A recently released test from Adaptive Biotechnologies is illustrative of how future inter-industry collaborations can advance global health. In March the company received an EUA for a T cell test, T-Detect™ COVID, which quantifies COVID-related T cell activity in recently infected individuals. Conventional assays for current or recent infection measure antibody levels, but antibodies disappear over time. Adaptive's test aims not at antibodies but at T cells, which persist much longer than immunoglobulins.

Search MDx related products
Search Now Search our directory to find the right MDx-related for your research needs.

The company claims this is the first commercial product that detects recent infection in this manner. It was also the first product to emerge from a collaboration between Adaptive and Microsoft.

Most COVID tests focus on either current infection, its immediate aftermath, or immune status. Earlier this year, Aditx Therapeutics introduced an assay that addresses both the virus and the human immunologic response, essentially a twofer. AditxtScore™ Immune Monitoring Platform provides, according to the company, a more complete picture of an individual's COVID-19 infection and immunity status than was previously available using individual assays. The test determines Infection status by evaluating the presence or absence of the virus, and immunity by measuring levels of anti-COVID antibodies and their ability to neutralize the virus. Aditxt is planning to expand the panel to cover cellular immunity as well.

AditxtScore for COVID-19 will be available as a LDT and processed at the AditxtScore Immune Monitoring Center, which will operate as a CLIA-certified reference lab for the test's channel partners, including labs and hospitals. This assures that this much-needed test will be readily available.

"By acting as a reference lab, prospective channel partners can rapidly deploy the service without the need for additional equipment or staffing,” stated Amro Albanna, co-founder and CEO of Aditxt, in the accompanying news release.

Assay evolution

In March, Beckman Coulter received an EUA for its Access SARS-CoV-2 IgG II antibody assay, a semi-quantitative test that quantifies antibody levels in response to previous SARS-CoV-2 infection. This first-generation test provided qualitative and numerical results of antibody levels in arbitrary units, meaning results could be compared for the same individual but became an "apples and oranges" exercise otherwise.
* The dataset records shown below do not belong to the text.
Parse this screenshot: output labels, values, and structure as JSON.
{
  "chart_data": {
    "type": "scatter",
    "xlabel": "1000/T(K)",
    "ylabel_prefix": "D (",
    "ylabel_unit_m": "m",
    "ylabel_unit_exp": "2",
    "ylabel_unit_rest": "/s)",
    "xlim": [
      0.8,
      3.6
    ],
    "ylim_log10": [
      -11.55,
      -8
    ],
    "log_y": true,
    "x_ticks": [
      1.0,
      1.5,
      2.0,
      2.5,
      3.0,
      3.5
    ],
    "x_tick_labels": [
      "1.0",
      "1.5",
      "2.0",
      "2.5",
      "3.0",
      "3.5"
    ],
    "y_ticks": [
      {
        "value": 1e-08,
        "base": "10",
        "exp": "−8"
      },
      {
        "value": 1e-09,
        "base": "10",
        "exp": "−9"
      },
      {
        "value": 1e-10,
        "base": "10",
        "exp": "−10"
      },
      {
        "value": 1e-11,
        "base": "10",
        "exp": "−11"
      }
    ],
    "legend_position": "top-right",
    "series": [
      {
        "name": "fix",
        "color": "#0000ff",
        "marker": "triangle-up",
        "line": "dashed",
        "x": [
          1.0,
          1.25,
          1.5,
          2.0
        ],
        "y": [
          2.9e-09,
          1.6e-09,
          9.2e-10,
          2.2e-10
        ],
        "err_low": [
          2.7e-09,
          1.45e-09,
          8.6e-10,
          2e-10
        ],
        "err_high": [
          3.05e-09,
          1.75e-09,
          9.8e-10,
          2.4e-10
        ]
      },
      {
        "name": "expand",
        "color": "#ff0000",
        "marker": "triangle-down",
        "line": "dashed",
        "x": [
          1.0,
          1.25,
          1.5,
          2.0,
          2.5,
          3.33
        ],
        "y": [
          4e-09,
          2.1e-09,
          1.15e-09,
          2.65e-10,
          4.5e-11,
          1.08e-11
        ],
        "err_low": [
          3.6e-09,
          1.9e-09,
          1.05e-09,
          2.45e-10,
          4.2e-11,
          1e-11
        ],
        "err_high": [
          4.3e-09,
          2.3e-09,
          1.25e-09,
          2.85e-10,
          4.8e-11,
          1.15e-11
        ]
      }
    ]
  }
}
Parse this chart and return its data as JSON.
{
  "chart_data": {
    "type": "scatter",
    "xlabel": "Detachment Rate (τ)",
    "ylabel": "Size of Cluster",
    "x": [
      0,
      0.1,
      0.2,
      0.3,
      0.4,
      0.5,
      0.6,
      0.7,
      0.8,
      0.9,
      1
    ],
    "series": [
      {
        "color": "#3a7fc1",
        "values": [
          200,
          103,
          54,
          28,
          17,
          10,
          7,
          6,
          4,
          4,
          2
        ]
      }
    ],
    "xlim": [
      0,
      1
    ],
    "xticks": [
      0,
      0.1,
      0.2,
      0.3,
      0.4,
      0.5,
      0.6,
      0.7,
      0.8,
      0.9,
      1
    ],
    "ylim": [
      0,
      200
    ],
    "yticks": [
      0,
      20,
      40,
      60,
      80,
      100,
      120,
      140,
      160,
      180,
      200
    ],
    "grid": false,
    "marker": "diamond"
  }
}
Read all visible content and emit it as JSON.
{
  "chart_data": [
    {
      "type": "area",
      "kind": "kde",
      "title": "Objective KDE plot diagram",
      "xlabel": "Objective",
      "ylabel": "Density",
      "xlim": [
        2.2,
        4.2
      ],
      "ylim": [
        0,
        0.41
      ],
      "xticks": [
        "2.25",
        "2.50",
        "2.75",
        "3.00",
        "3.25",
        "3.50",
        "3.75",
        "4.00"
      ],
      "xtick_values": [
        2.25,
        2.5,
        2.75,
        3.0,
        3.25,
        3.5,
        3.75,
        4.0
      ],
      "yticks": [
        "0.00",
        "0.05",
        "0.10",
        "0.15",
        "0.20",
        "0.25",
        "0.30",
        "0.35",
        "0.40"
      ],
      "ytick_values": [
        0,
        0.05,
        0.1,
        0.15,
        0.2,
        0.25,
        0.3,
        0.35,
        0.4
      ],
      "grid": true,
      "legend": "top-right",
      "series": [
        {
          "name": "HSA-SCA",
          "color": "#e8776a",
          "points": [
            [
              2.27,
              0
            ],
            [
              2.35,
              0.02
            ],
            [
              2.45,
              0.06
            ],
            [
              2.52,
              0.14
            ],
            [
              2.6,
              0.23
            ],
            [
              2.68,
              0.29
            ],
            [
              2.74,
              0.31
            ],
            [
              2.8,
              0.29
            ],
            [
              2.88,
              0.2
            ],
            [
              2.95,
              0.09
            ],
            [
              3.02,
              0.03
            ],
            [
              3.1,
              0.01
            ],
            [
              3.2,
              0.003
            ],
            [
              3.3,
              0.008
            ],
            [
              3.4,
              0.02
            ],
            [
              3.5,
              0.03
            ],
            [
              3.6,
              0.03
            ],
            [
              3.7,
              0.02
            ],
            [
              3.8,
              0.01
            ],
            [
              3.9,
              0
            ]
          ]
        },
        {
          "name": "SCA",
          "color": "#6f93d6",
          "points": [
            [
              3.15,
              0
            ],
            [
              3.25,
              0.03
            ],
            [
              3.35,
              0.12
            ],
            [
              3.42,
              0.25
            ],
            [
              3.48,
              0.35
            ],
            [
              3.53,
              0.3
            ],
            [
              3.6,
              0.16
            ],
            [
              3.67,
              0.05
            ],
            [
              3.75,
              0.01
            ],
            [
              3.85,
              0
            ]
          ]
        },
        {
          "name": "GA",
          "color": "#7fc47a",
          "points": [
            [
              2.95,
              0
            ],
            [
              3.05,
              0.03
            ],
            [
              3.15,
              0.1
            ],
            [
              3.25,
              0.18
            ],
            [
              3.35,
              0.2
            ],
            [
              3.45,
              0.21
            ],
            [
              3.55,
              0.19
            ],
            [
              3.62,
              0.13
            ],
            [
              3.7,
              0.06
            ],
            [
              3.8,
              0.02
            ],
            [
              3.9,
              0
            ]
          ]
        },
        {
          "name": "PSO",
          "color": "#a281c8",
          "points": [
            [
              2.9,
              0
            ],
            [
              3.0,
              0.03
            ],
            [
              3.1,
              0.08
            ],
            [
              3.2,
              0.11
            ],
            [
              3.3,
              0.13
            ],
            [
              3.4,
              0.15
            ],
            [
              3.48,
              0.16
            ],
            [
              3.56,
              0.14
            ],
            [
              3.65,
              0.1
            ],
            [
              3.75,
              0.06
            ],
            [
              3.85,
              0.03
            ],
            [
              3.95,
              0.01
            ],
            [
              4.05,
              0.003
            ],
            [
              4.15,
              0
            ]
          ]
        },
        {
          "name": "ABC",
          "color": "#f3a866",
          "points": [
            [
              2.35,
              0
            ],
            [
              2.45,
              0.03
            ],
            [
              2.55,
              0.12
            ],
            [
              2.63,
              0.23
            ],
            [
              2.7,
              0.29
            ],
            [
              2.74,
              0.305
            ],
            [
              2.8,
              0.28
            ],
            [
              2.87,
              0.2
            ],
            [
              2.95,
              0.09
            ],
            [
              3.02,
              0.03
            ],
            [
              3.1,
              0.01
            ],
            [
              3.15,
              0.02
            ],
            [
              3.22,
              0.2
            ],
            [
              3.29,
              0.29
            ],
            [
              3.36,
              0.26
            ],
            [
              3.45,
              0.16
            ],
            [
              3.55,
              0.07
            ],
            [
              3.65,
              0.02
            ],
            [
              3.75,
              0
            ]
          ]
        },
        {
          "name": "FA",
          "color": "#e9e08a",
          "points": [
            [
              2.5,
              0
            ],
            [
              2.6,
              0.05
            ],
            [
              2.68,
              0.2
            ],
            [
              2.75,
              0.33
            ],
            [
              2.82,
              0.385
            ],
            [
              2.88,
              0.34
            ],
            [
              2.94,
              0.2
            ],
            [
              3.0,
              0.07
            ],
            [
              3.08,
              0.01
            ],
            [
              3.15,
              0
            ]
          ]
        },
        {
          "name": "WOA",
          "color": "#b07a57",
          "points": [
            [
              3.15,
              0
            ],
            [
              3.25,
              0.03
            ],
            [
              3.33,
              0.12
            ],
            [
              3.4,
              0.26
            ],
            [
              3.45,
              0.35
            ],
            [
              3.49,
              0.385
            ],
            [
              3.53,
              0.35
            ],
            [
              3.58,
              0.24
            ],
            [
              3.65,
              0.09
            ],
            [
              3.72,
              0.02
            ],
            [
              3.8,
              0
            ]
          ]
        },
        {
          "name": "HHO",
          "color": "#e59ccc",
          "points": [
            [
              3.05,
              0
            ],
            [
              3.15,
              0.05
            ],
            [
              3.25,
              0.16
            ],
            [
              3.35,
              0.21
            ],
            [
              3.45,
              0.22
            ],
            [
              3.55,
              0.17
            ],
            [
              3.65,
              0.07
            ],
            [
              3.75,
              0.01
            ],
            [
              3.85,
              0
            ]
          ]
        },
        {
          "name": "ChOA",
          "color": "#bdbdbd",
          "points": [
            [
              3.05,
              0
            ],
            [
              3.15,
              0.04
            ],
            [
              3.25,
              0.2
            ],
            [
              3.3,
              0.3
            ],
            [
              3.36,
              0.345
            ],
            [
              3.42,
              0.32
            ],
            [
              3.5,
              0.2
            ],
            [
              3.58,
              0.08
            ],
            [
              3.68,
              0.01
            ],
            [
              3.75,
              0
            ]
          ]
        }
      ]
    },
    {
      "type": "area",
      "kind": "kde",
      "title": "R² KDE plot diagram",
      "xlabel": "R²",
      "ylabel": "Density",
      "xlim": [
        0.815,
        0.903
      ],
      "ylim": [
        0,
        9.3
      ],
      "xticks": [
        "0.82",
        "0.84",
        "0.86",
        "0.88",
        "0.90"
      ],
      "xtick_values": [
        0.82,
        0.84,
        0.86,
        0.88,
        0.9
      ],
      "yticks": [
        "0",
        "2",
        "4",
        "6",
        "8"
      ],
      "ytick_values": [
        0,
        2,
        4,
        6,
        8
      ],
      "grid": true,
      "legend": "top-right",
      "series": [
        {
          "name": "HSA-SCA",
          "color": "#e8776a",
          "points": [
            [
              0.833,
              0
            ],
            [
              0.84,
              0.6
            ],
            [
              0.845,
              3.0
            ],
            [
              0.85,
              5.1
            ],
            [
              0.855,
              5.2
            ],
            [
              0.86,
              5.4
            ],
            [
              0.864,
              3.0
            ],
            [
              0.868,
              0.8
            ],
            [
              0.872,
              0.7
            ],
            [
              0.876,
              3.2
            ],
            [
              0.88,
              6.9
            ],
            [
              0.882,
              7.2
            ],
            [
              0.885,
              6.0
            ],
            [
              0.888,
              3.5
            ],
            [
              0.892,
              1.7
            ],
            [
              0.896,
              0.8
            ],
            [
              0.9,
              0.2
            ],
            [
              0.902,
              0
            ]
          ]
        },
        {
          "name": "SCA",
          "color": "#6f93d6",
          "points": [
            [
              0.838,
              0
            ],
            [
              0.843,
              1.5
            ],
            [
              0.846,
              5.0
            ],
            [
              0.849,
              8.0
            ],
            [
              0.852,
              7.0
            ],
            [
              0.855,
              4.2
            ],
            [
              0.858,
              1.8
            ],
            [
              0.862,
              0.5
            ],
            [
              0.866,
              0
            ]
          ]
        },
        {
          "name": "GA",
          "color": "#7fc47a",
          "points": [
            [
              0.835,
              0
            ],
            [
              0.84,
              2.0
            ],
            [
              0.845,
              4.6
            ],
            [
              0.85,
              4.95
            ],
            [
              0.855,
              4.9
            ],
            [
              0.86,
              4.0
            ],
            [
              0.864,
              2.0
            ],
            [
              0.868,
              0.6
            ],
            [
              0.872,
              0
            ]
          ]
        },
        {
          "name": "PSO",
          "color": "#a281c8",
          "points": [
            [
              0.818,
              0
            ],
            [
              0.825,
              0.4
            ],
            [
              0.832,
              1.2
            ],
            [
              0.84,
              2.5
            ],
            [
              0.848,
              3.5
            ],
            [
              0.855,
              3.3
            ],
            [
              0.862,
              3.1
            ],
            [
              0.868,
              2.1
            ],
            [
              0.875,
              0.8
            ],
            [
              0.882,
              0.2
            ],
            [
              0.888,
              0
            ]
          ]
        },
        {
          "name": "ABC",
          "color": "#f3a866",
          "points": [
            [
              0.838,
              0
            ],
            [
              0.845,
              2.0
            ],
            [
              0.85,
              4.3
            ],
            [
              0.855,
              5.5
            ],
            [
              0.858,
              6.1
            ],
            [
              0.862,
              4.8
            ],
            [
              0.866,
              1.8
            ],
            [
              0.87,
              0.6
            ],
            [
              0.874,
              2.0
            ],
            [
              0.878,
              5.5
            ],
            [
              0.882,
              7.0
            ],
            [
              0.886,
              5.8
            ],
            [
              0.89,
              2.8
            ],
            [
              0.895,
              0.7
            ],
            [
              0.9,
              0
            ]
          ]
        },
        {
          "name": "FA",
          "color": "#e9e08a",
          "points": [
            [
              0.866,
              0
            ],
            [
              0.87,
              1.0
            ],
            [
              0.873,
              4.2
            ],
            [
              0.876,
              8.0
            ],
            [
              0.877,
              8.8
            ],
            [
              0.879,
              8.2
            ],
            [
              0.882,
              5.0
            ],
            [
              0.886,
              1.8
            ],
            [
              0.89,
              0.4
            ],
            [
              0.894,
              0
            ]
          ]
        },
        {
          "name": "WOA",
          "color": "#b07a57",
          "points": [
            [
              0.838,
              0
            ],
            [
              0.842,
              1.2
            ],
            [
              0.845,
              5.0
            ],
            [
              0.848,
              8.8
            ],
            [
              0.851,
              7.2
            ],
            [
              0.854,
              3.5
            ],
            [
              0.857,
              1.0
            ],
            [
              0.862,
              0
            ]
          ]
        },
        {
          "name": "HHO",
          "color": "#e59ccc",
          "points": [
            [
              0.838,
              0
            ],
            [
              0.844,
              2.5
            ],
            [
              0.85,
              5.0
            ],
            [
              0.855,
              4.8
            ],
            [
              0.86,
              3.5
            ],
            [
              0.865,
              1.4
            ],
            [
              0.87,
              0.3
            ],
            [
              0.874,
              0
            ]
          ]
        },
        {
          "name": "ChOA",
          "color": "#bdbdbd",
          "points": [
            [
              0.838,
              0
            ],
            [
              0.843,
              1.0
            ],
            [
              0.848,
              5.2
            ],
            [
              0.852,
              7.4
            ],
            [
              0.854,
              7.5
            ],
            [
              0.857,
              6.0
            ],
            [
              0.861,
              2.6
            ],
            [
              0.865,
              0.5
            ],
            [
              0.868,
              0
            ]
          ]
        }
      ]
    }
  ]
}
Then, in May, Beckman Coulter significantly improved the IgG II assay by releasing Access SARS-CoV-2 IgG (1st IS), a fully quantitative serologic assay. Unlike IgG II, this iteration is traceable to the newly established WHO reference standard. The new assay reports results in standard units that are globally comparable, with a sensitivity 15 days post-symptoms of 100% and 99.8% specificity.

Conclusion

As the coronavirus pandemic winds down, at least to manageable levels, we will continue to see a shift in focus from the acutely infected to post-infected or post-vaccinated populations. The aim at this juncture should be to learn everything possible about immunity to COVID-19, and apply those lessons to other communicable diseases.

In addition to monitoring immunity status over time in individuals, population-scale testing will allow mapping the seemingly haphazard ebb and flow of infections, illnesses, deaths, and recoveries across time and geography. They will also help answer questions about the effectiveness of vaccines, on a population level, over time. Vaccine manufacturers and governments will no doubt use that information to customize future vaccination programs for diseases other than COVID-19.